Bio: Leda Sari is currently a PhD candidate in the department of Electrical and Computer Engineering at the University of Illinois Urbana-Champaign. She received her B.Sc. and M.Sc. degrees in Electrical and Electronics Engineering at Bogazici University, Istanbul, Turkey. Her research interests include speaker adaptation for automatic speech recognition and spoken language understanding, and fairness in speech recognition.

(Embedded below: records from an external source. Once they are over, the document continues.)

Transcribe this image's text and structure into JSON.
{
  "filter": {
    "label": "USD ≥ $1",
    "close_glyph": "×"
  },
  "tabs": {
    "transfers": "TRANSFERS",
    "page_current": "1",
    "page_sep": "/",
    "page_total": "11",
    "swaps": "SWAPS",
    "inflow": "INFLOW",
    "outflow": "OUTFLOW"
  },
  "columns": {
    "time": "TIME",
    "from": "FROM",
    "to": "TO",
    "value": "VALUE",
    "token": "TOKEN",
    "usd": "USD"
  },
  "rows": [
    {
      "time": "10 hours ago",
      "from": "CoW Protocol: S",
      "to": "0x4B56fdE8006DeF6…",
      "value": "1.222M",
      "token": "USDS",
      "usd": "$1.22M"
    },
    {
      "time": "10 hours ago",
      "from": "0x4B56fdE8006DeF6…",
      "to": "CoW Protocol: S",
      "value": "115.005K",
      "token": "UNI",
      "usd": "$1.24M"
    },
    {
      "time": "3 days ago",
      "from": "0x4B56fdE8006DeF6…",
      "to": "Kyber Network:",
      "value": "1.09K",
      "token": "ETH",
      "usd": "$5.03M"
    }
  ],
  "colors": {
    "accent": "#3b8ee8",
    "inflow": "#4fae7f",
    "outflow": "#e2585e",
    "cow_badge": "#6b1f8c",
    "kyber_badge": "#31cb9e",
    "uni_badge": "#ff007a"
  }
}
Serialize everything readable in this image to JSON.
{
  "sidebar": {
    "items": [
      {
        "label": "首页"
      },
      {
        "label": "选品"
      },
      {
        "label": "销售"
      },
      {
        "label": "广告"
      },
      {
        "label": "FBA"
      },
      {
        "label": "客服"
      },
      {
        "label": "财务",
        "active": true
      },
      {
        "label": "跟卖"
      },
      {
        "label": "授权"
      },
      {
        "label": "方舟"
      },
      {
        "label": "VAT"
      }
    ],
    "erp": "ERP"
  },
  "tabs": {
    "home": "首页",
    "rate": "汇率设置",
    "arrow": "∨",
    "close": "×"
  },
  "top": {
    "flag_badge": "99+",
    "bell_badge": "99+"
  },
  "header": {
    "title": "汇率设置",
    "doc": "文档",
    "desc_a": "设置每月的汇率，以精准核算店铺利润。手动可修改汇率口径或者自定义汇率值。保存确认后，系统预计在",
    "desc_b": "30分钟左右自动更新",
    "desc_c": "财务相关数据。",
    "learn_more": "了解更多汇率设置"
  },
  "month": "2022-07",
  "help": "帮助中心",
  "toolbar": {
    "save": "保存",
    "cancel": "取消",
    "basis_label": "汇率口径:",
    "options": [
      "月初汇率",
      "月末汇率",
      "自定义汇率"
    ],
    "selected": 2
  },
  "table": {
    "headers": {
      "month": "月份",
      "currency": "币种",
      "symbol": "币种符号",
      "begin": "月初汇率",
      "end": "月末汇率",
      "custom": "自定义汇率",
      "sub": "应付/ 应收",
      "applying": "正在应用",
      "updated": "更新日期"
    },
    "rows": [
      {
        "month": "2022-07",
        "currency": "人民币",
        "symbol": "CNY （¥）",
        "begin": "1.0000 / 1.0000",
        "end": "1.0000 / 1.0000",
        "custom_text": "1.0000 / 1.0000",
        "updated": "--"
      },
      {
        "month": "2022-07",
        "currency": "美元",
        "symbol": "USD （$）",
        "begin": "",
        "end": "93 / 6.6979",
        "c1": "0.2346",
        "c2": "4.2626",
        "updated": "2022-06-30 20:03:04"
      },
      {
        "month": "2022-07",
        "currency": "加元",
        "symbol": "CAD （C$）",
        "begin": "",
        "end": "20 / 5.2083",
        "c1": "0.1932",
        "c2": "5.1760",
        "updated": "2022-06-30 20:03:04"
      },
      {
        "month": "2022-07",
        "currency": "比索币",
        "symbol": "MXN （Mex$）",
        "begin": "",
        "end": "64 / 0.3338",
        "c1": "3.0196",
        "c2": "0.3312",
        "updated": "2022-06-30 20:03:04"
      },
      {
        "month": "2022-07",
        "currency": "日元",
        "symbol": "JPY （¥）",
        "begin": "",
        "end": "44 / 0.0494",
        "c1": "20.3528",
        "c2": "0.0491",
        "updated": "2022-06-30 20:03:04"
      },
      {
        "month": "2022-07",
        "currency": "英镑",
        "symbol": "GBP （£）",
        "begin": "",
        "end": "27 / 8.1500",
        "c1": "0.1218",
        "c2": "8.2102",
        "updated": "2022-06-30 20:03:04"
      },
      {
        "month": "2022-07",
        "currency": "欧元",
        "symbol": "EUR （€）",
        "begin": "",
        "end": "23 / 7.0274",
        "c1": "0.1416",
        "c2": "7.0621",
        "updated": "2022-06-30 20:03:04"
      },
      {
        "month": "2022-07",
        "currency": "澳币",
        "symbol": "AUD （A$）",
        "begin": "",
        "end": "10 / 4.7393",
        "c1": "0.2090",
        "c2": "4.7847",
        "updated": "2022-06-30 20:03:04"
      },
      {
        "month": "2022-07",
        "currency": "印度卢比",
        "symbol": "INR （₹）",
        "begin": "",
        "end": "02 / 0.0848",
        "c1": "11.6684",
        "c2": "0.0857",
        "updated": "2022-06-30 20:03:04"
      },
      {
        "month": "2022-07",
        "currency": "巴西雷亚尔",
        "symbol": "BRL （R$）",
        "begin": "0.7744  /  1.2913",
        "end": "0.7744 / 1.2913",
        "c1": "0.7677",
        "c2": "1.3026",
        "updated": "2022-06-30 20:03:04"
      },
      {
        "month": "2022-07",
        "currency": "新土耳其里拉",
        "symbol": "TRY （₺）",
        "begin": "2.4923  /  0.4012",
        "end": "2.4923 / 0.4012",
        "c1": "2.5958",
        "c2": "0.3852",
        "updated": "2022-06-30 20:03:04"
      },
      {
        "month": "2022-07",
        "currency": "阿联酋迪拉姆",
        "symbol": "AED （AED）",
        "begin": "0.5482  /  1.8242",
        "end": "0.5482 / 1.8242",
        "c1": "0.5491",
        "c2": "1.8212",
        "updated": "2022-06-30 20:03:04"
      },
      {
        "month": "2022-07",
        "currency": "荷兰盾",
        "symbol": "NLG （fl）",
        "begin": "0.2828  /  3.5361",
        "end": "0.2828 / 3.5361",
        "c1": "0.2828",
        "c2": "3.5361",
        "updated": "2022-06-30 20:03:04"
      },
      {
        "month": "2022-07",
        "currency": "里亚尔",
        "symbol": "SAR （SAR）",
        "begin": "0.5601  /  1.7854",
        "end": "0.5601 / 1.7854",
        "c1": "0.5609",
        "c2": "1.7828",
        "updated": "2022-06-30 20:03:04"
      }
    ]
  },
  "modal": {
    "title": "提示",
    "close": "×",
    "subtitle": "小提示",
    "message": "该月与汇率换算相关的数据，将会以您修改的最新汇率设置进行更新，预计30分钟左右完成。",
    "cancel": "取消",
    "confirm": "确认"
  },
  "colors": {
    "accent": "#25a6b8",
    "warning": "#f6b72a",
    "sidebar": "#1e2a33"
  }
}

She is a student member of ISCA and IEEE. She was selected as one of the Rising Stars in EECS in 2019.

7 Apr, 2021 4pm (UTC+0) Lucas Ondel Laboratoire Interdisciplinaire des Sciences du Numérique
Subspace Models for Acoustic Unit Discovery


From an early age, infants show an innate ability to infer linguistic structures from the speech signal long before they learn to read and write. In contrast, modern speech recognition systems require large collections of transcribed data to achieve a low error rate. The relatively recent field of Unsupervised Speech Learning (USL) has been dedicated to endow machines with a similar ability. In this talk, I will focus on one of the key problems of USL: Acoustic Unit Discovery (AUD). I will present my latest work: the Subspace Model and Hierarchical Subspace Model for AUD, inspired by how infants learn speech. I will show how these models provide a theoretical framework for knowledge transfer and adaptation, as well as promising results on real low-resource corpora.

Bio: Lucas Ondel is currently doing a post-doc at LISN (formerly known at LIMSI) in Orsay, France. He received a bachelor's degree in embedded systems from Claude Bernard University in Lyon, a master's degree in software engineering from University of Avignon and Ph.D. in speech recognition/machine learning from Brno University of technology. His research interests include: Bayesian models for unsupervised learning of speech, novel acoustic modeling techniques to better capture uncertainty and general machine learning methods for low-resource languages. He served as a member of the scientific committee for the Zero Resource Challenge 2019 and 2020.